Não sei mais como me comportar. Acho que tenho que passar umas férias com a minha mãe para me educar novamente em público. Algumas interações pessoais fazem com que eu me sinta continuamente pisando em ovos - mas na verdade tudo aquilo que faz com que eu me sinta assim deve ser levado como ensinamento maior que férias com a minha mãe. Afinal, assim é a vida.
Não sei o porquê, mas admito sem sofrer com isso, que me pego pensando sem querer em coisas que talvez deveriam ser esquecidas. Ou que pelo menos deveriam ser deixadas de lado por um tempo - e pode ser que esse tempo seja longo o suficiente para me fazer perceber se vale a pena ou não permitir que eu me pegue pensando.
Talvez eu acabe deixando mais confuso aquele que lê do que o meu próprio eu.
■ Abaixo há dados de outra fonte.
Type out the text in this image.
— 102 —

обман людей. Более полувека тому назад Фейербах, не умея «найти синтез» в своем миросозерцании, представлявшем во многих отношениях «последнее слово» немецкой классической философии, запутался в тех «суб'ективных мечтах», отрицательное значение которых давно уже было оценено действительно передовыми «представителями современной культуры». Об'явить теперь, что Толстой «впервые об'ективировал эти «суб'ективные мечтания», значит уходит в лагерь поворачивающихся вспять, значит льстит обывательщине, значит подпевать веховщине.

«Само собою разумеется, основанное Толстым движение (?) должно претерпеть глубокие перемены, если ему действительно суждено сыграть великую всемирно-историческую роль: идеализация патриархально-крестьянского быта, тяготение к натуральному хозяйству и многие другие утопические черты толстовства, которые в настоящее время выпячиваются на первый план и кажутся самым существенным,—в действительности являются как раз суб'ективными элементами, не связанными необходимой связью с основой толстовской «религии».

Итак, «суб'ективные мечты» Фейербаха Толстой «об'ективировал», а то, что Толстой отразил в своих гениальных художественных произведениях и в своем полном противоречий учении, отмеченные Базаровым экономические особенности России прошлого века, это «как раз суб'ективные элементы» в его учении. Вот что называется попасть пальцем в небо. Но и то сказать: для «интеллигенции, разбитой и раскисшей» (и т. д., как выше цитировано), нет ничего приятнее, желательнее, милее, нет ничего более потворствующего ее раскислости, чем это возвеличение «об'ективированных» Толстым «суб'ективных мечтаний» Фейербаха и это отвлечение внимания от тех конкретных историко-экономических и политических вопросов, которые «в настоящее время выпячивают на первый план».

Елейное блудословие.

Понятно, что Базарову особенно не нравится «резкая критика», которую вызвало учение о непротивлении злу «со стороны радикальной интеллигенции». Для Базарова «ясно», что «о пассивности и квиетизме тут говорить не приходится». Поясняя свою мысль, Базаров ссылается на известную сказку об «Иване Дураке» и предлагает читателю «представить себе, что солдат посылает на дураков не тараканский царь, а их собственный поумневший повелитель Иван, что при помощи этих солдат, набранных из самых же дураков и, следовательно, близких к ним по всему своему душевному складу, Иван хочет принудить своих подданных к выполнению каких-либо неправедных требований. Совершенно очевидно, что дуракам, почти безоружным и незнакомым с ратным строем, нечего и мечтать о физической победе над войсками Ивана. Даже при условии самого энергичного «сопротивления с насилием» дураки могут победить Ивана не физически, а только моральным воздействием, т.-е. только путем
Ou então acabe me deixando mais confusa ainda com esta história de pensar em maneiras de tentar explicar - mas talvez esta seja a maneira certa de elucidar o que se passa por aqui.
Nada melhor que deixar o tempo curar é o único dito popular que me afaga por enquanto. Depois disso talvez o tempo que passou já tenha sido o suficiente para me fazer saber exatamente do que tenho medo. Ou saber como me comportar sem me sentir pisando em ovos - mas infelizmente talvez esse seja o tempo suficiente para que o teu descaso em me fazer lembrar me faça não perceber mais o fato de já não me pegar pensando.